USDA announces racial preferences in new 'climate smart agriculture' funding
New $50 million 'racial equity and justice' grant program announced, despite federal judge's order to department to stop race-based loan forgiveness.
The Facts Inside Our Reporter’s Notebook
This week's Golden Horseshoe goes to the USDA for $50 million in "climate smart agriculture" grants the department will award preferentially in the name of "racial equity and justice" to "socially disadvantaged" racial and ethnic classes of farmers and ranchers, as well as to "historically underserved producers."
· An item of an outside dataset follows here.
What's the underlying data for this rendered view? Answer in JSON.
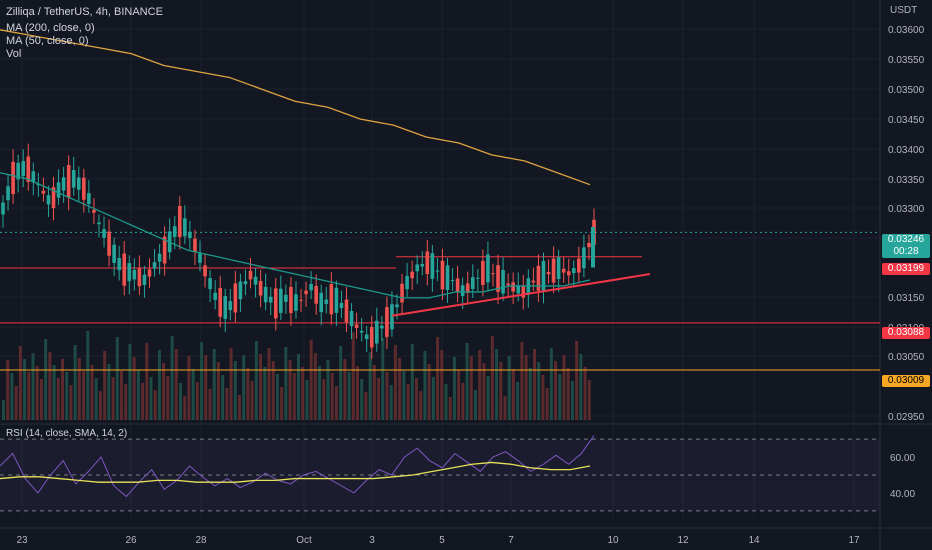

Despite a recent court ruling against the department for a race-based loan forgiveness program, the USDA posted notice on Aug. 25 of a funding opportunity for a new program involving such preferences, Conservation Outreach: Racial Equity and Justice Conservation Cooperative Agreements."
"The Office of Outreach and Partnerships Division (OPD) within the U.S. Department of Agriculture's Natural Resources Conservation Service (NRCS) provides leadership and funding to ensure that all programs and services are made accessible to all NRCS customers, fairly and equitably, with emphasis on reaching the underserved and socially disadvantaged farmers or ranchers and landowners," the new grant program synopsis states.
The agency will be awarding the fiscal year 2022 grants to "socially disadvantaged" farmers or ranchers who are members "of one or more" of a targeted list of "groups whose members have been subjected to racial or ethnic prejudice because of their identity as members of a group without regard to their individual qualities," the Request for Applications announces.
The RFA specifies, "Groups include, but are not limited to:
- African Americans
- American Indians
- Alaskan Natives
- Pacific Islanders"
While the list of preferred racial and ethnic groups is borrowed from the American Rescue Plan loan forgiveness criteria, the new program expands eligibility to some "historically underserved" farmer or rancher groups not defined by race or ethnicity, including beginners, veterans, and those of limited resources.
In its 18-page RFA, the USDA explains that the grants are noncompetitive, as it determined "that noncompetitive awards under this RFA are in the best interest of the government and necessary to the accomplishment of the goals of the program to provide outreach and technical assistance to historically underserved communities."
The $50 million will be spent to advance "climate-smart agriculture" that encompasses conservation practices including soil health improvement, water quality and quantity improvement, improving environment and economic performance of farmland, and providing a habitat for local wildlife species at risk.
Program priorities include "utilizing climate smart agriculture practices and principles," and "climate smart agriculture" is defined as "planning and developing solutions to address frequent and changing weather patterns."
A webinar is scheduled at the end of September for interested applicants. Oct. 25 is the deadline for submissions.